A Petrophysical Model to Estimate Free Gas in Organic Shales

Michael Holmes1; Dominic Holmes1; Antony Holmes1

(1) Digital Formation, Denver, CO.

A method is presented whereby conventional open hole logs -density, neutron, Pe, GR, and resistivity - can be used to quantify the volume of free gas in organic shale. The calculations involve determining silt and clay mineral volumes in the shale fraction of the rock. Porosity associated with the clay minerals is subtracted from total porosity, and the difference remaining is silt porosity. Silt porosity is added to any, usually very small, amounts of clean formation porosity which might exist when shale volume is less than 100%. This summed porosity is then combined with water saturation to determine free gas volumes. A summation of free gas-filled shale porosity can then be compared with cumulative adsorbed gas volume to yield a comprehensive petrophysical analysis.

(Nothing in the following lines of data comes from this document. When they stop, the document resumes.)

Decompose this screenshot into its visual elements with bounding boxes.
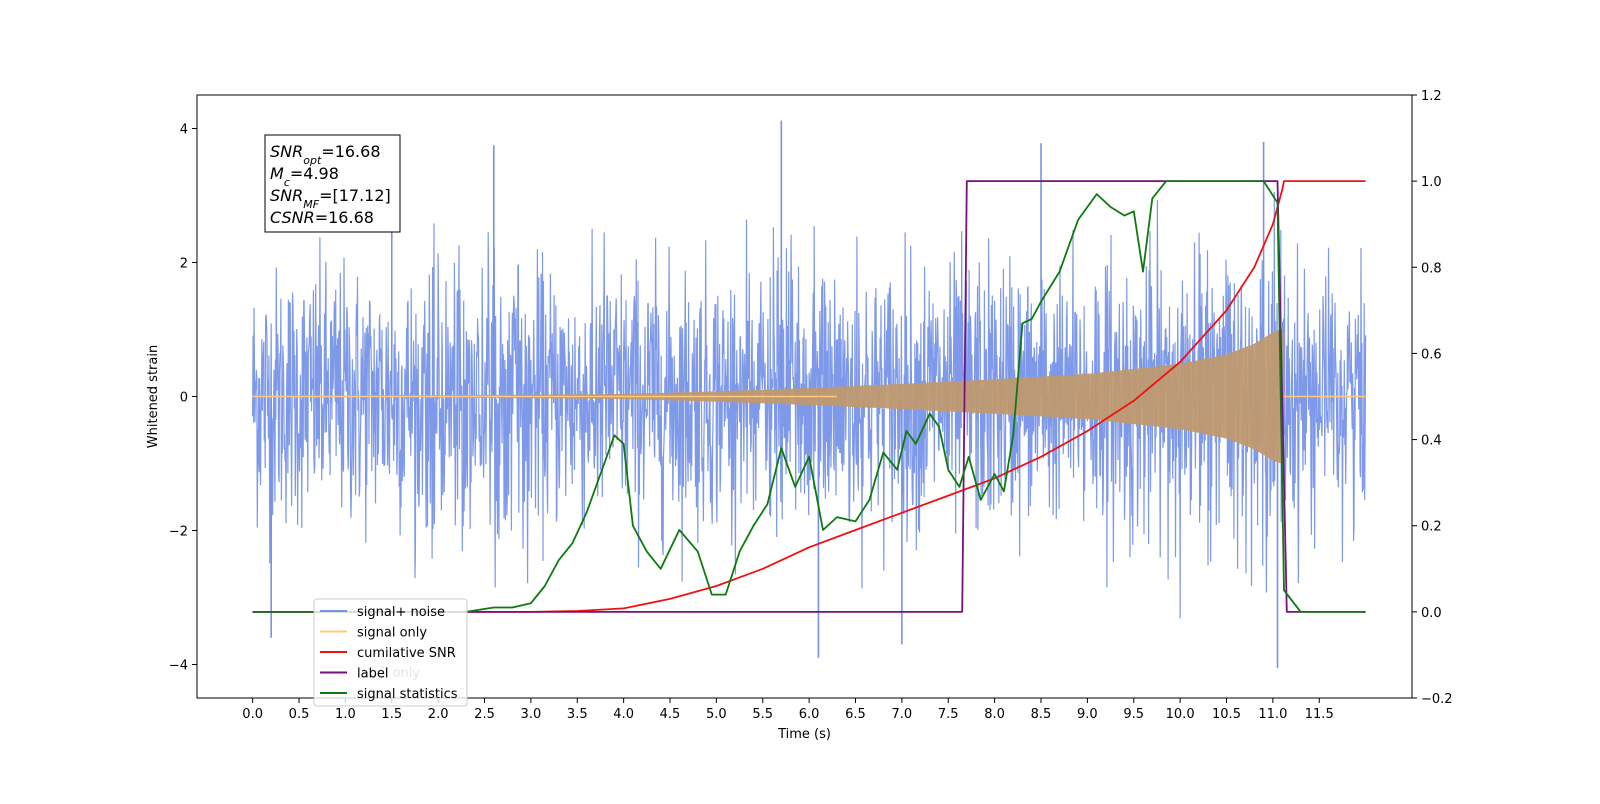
y2-tick-label: −0.2 bbox=[1421, 692, 1453, 707]
annotation-line: CSNR=16.68 bbox=[270, 208, 374, 227]
annotation-line: Mc=4.98 bbox=[270, 164, 339, 189]
y-tick-label: −2 bbox=[169, 525, 188, 540]
x-tick-label: 11.0 bbox=[1258, 707, 1287, 722]
x-tick-label: 11.5 bbox=[1305, 707, 1334, 722]
y-axis-label: Whitened strain bbox=[146, 345, 161, 448]
x-tick-label: 9.5 bbox=[1123, 707, 1144, 722]
x-tick-label: 4.0 bbox=[613, 707, 634, 722]
x-tick-label: 5.5 bbox=[752, 707, 773, 722]
legend-frame bbox=[313, 598, 468, 707]
x-tick-label: 8.0 bbox=[984, 707, 1005, 722]
x-tick-label: 1.0 bbox=[335, 707, 356, 722]
series-signal-statistics-line bbox=[252, 180, 1366, 613]
x-tick-label: 10.0 bbox=[1166, 707, 1195, 722]
y2-tick-label: 0.0 bbox=[1421, 606, 1442, 621]
x-tick-label: 10.5 bbox=[1212, 707, 1241, 722]
x-tick-label: 3.5 bbox=[567, 707, 588, 722]
y2-tick-label: 0.6 bbox=[1421, 347, 1442, 362]
y2-tick-label: 0.4 bbox=[1421, 434, 1442, 449]
annotation-line: SNRopt=16.68 bbox=[270, 142, 381, 167]
x-tick-label: 6.0 bbox=[799, 707, 820, 722]
y2-tick-label: 1.0 bbox=[1421, 175, 1442, 190]
ticks: 0.0 0.5 1.0 1.5 2.0 2.5 3.0 3.5 4.0 4.5 5.0 5.5 6.0 6… bbox=[169, 89, 1453, 722]
y2-tick-label: 0.8 bbox=[1421, 261, 1442, 276]
x-tick-label: 8.5 bbox=[1031, 707, 1052, 722]
legend-label: signal only bbox=[357, 626, 427, 641]
y-tick-label: 2 bbox=[180, 257, 188, 272]
x-tick-label: 2.0 bbox=[428, 707, 449, 722]
x-tick-label: 2.5 bbox=[474, 707, 495, 722]
series-signal-noise-line bbox=[252, 191, 1367, 619]
plot-area bbox=[252, 120, 1367, 668]
x-tick-label: 1.5 bbox=[381, 707, 402, 722]
series-cumulative-snr-line bbox=[252, 180, 1366, 613]
x-axis-label: Time (s) bbox=[777, 727, 831, 742]
y2-tick-label: 1.2 bbox=[1421, 89, 1442, 104]
y-tick-label: −4 bbox=[169, 659, 188, 674]
annotation-border bbox=[264, 134, 401, 233]
legend-label: signal+ noise bbox=[357, 605, 445, 620]
y2-tick-label: 0.2 bbox=[1421, 520, 1442, 535]
legend-label: cumilative SNR bbox=[357, 646, 456, 661]
x-tick-label: 3.0 bbox=[521, 707, 542, 722]
x-tick-label: 0.0 bbox=[242, 707, 263, 722]
x-tick-label: 4.5 bbox=[660, 707, 681, 722]
x-tick-label: 5.0 bbox=[706, 707, 727, 722]
x-tick-label: 7.5 bbox=[938, 707, 959, 722]
legend-label: signal statistics bbox=[357, 687, 458, 702]
x-tick-label: 0.5 bbox=[289, 707, 310, 722]
x-tick-label: 9.0 bbox=[1077, 707, 1098, 722]
legend-label: label bbox=[357, 667, 388, 682]
y-tick-label: 4 bbox=[180, 123, 188, 138]
annotation-line: SNRMF=[17.12] bbox=[270, 186, 391, 211]
x-tick-label: 7.0 bbox=[892, 707, 913, 722]
y-tick-label: 0 bbox=[180, 391, 188, 406]
x-tick-label: 6.5 bbox=[845, 707, 866, 722]
annotation-box: SNRopt=16.68Mc=4.98SNRMF=[17.12]CSNR=16.… bbox=[264, 134, 401, 233]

Gas in shale reservoirs is composed of two distinct types. Adsorbed gas is attached to the rock surface, and is gradually released to the wellbore as pressure is released. Free gas is located in the (small) volume of shale porosity, and behaves in the same way as in conventional reservoirs when pressure is reduced. Both types of gas will produce over time, but at different rates. Therefore, it is desirable to distinguish between adsorbed and free gas if possible. Most prior work in the petrophysical field has been directed towards quantification of total organic carbon (TOC), from which gas content and adsorbed gas volume is available. Often, it is assumed that the volume of free gas is about the same as adsorbed gas. Any free gas in an organic shale is located within small to very small volumes of porosity in the silt fraction. Typical values are in the 2% to 6% range, and rarely exceed 10%. The method presented here is based on a component analysis of the rock. The clean and silt fraction is typically quartz, calcite, and dolomite, and other components such as plagioclase. Shale components are clay minerals - typically illite, smectite, kaolin, etc. - and silt. If XRD data are available, the components can be defined. If not, reasonable estimates can be made from porosity cross plots. Using the porosity of individual clay minerals, total clay porosity can be calculated, subtracted from total shale porosity, to yield silt porosity.

Hydrocarbon saturation is determined by comparing shale apparent water resistivity with the value of apparent water resistivity in a shale interpreted to be low in TOC.